Английскому «готическому» роману в России XX века не везло. Сперва он как-то выпал из поля зрения переводчиков и издателей, впоследствии же, в связи с печально известным большевистским постановлением о журналах «Звезда» и «Ленинград», которое мое поколение «проходило» еще в школе, был практически отменен, как и творчество многих поэтов английского романтизма, объявленного тогда «реакционным» — в противоположность наследию Байрона и Шелли, декретированному как «революционное». Лишь после 1960 года мы смогли прочитать два канонических образца этой прозы в достойных их переводах — «Замок Отранто» (перевод В. Шора) и «Мельмот Скиталец» (перевод А. Шадрина). Обстоятельные и глубокие сопроводительные статьи к этим изданиям написали В. М. Жирмунский, Н. А. Сигал и М. П. Алексеев. К этим статьям, как и к текстам романов, с удовольствием отсылаю тех, кто хотел бы расширить свое знакомство с английским «готическим» романом и его авторами.[8]Получили мы также возможность прочесть и изящные пародийные вариации на «готическую» тему, принадлежащие мастерам английской прозы XIX века — Джейн Остен и Томасу Лаву Пикоку.[9]Но выдающиеся памятники «готического» романа — книги Анны Радклиф и «Монах» М. Г. Льюиса — продолжали оставаться «белыми пятнами» на карте нашего чтения.

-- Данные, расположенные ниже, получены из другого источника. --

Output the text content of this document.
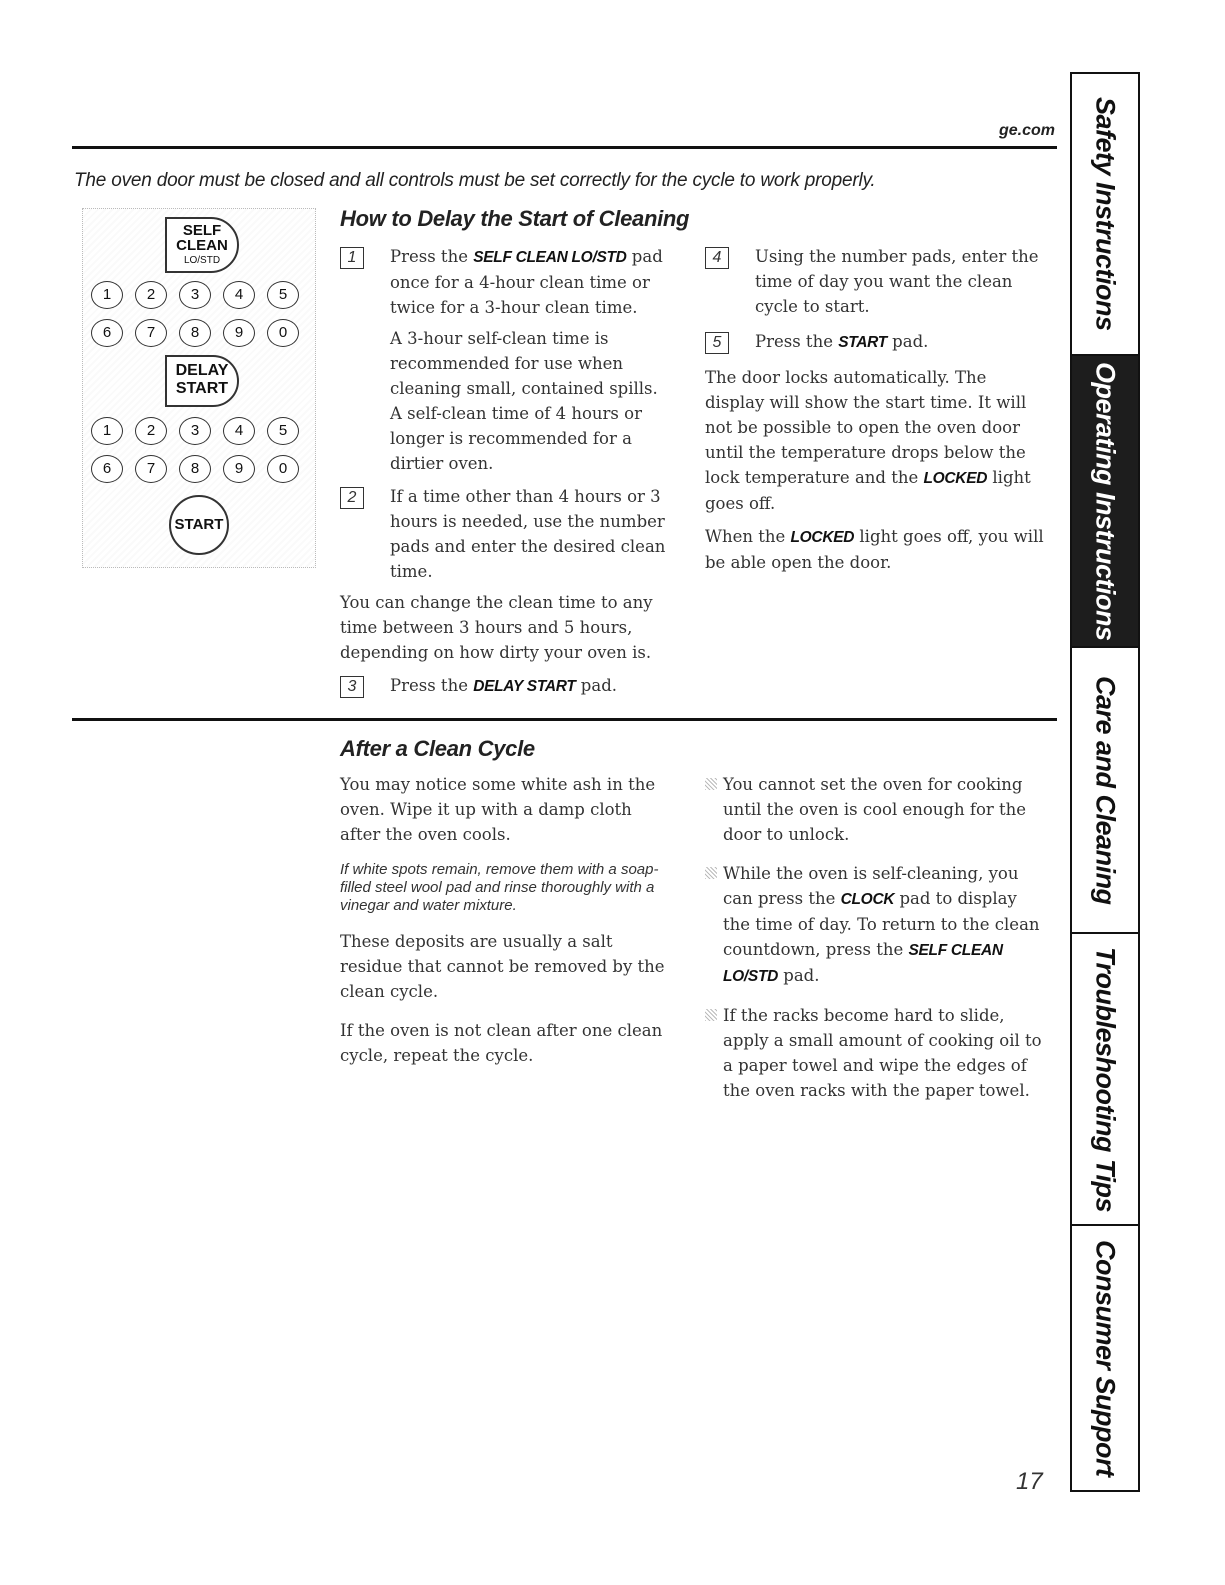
ge.com
The oven door must be closed and all controls must be set correctly for the cycle to work properly.
SELF
CLEAN
LO/STD
1	2	3	4	5
6	7	8	9	0
DELAY
START
1	2	3	4	5
6	7	8	9	0
START
How to Delay the Start of Cleaning
1	Press the SELF CLEAN LO/STD pad once for a 4-hour clean time or twice for a 3-hour clean time.
A 3-hour self-clean time is recommended for use when cleaning small, contained spills. A self-clean time of 4 hours or longer is recommended for a dirtier oven.
2	If a time other than 4 hours or 3 hours is needed, use the number pads and enter the desired clean time.
You can change the clean time to any time between 3 hours and 5 hours, depending on how dirty your oven is.
3	Press the DELAY START pad.
4	Using the number pads, enter the time of day you want the clean cycle to start.
5	Press the START pad.
The door locks automatically. The display will show the start time. It will not be possible to open the oven door until the temperature drops below the lock temperature and the LOCKED light goes off.
When the LOCKED light goes off, you will be able open the door.
After a Clean Cycle
You may notice some white ash in the oven. Wipe it up with a damp cloth after the oven cools.
If white spots remain, remove them with a soap-filled steel wool pad and rinse thoroughly with a vinegar and water mixture.
These deposits are usually a salt residue that cannot be removed by the clean cycle.
If the oven is not clean after one clean cycle, repeat the cycle.
You cannot set the oven for cooking until the oven is cool enough for the door to unlock.
While the oven is self-cleaning, you can press the CLOCK pad to display the time of day. To return to the clean countdown, press the SELF CLEAN LO/STD pad.
If the racks become hard to slide, apply a small amount of cooking oil to a paper towel and wipe the edges of the oven racks with the paper towel.
Safety Instructions
Operating Instructions
Care and Cleaning
Troubleshooting Tips
Consumer Support
17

Теперь одно из них закрыто. Перевод И. Г. Гуровой, не сомневаюсь, еще будет оценен в должной мере в контексте крупнейших наших удач последних десятилетий, связанных с переводом на русский английской классики. Но уже сейчас ясно, что мы получили книгу, со страниц которой, разворачивая удивительную фантастическую сказку, полную немыслимых приключений, к нам обращается на русском языке наполовину мальчик, наполовину мужчина, блудное дитя своего рационалистического века, принадлежащее уже другой эпохе, — первый состоявшийся романтик великой английской литературы. Обращается на языке внятном и чистом, свободном и от новомодной развязности, и от натужной для современного уха архаики додержавинских времен. Говорит же он о вещах странных, страшных и непривычных, но увлекающих нас и сегодня благодаря труду переводчика.

Повторим вслед за Вальтером Скоттом, воздавшим в свое время должное предшественнику «Монаха» Льюиса — Горацию Уолполу: «В общем, мы не можем не принести дани нашей признательности тому, кто умеет вызвать в нас столь сильные чувства, как страх и сострадание…»[10]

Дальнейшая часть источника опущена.